One of the uses in the contract design is a way to say that you can convert one thing to another. This can be useful for generic functions on strings vs []byte or int vs int64. This could be yet another specialized interface:

package ct

// Convertible defines a type that can be converted into T.
type Convertible:T contract

// elsewhere

func ParseUint64(v ct.Convertible:uint64) {
    i, err := strconv.ParseUint(uint64(v))


The contracts design, as written, IMO, will make the language significantly worse. Wrapping my head around what a random contract actually means for my code is just too hard if we’re using example code as the means of definition. Sure, it’s a clever way to ensure that only types that can be used in that way are viable… but clever isn’t good.

One of my favorite posts about Go is Rob Napier’s Go is a Shop-Built Jig. In it, he argues that there are many ineleagant parts to the Go language, but that they exist to make the whole work better for actual users. This is stuff like the built-in functions append and copy, the fact that slices and maps are generic, but nothing else is. Little pieces are filed off here, stapled on there, because making usage easy matters more than looking slick.
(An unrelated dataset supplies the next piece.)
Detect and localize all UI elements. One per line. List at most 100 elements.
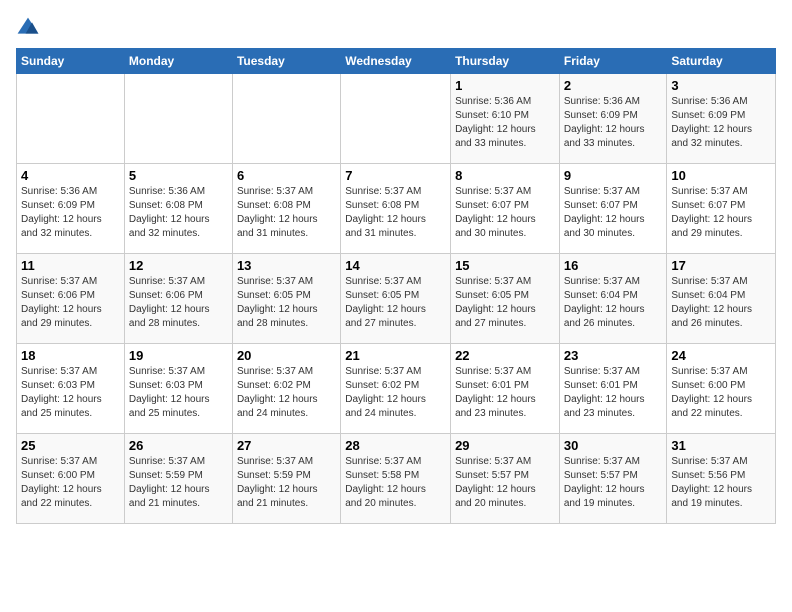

This design of contracts as written does not feel like a shop-built jig. It feels like a combination all-in-one machine that can do anything but is so complicated that you don’t even know how to even approach it or when you should use it vs the other tools in your shop.

I think we can make a smaller, more incremental addition to the language that will fix a lot of the problems that many people have with Go - lack of reusable container types, copy and paste for simple map and filter functions, etc. This will only add a small amount of complexity to the language, while solving real problems that people experience.

Notably, I think a lot of the problems generics solve are actually quite minor in the scheme of major projects. Yes, I have to rewrite a filter function for every type. But that’s a function I could have written in college and I usually only need one or two per 20,000 lines of code (and then almost always just strings).

So… I really don’t want to add a bunch of complexity to solve these problems. Let’s take the most straightforward fix we can get, with the least impact on the language. Go has been an amazing success in the last decade. Let’s move slowly so we don’t screw that up in the next decade.